Camina hacia el ocaso con la esperanza de encontrar un poco de agua que satisfaga su sed. Su rostro curtido tiene una apariencia cobriza cuando el sol del atardecer le refleja con sus cálidos rayos. Sube por un no muy empinado montículo para ver mejor más allá de los arbustos. Por fin llega, su mirada busca cuidadosamente algo, tal vez unas palmeras o árboles que le indiquen la posibilidad de hallar el vital líquido, pero no ve nada, sólo rocas y arena. Tristemente agacha la cabeza y mira sus pies casi rotos por la intemperie. Su raquítico calzado deja al descubierto las heridas de espinas y piedras del desierto.


Hace un esfuerzo por no desesperarse y continúa caminando. Ya casi termina el día y el enemigo público necesita un lugar, un refugio donde recostar su cabeza. Sube pequeñas laderas y grandes rocas, de vez en cuando atrapa un pequeño reptil o un roedor, que en aquel lugar le resulta un manjar comparado con los desperdicios que compartía con los cerdos de los gitanos.


El sol se ha ocultado ya, y para el enemigo público, sólo ha sido un día más, un momento más, un segundo más. De repente un pensamiento cruza por su mente: su hogar. Una tímida lagrima brota desde lo más profundo de sus entrañas, y comprende que no puede volver, pues eso significaría su muerte y la vergüenza pública de su familia. El rostro melancólico y los ojos enrojecidos por la jornada, vuelven otra vez a concentrarse en la supervivencia. La noche esta puesta ya, y una enorme oscuridad ha cubierto su patética silueta.

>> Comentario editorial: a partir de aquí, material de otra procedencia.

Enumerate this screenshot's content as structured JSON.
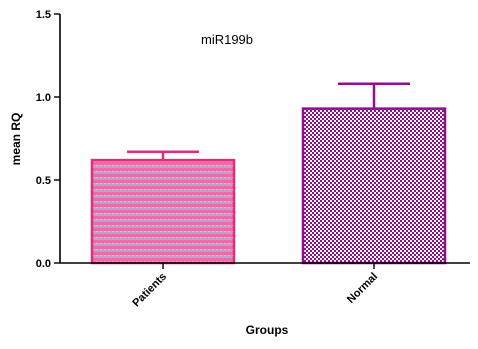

Encuentra un buen refugio y con gran esfuerzo, enciende fuego con el que se siente más seguro pues sabe muy bien que las bestias de la noche temen el fuego. Sentado ahí, mira abstraído el corazón del calor. Su mente recuerda con gran nostalgia cuando los siervos de su padre, departían comiendo viandas alrededor de una buena y cálida fogata después de un arduo día de labor. Y en sus pensamientos se dice:


— Si tan sólo fuera como uno de ellos, mi padre me emplearía como jornalero —


Pero se siente muy fatigado y le duelen los huesos. Una sucia túnica le es por cobija y la toma como si tomara su propia alma, se cubre y recuesta lentamente la cabeza. Al cerrar los ojos sus lágrimas ruedan cual gotas de lluvia, se encoge como un bebé y en unos instantes se queda dormido.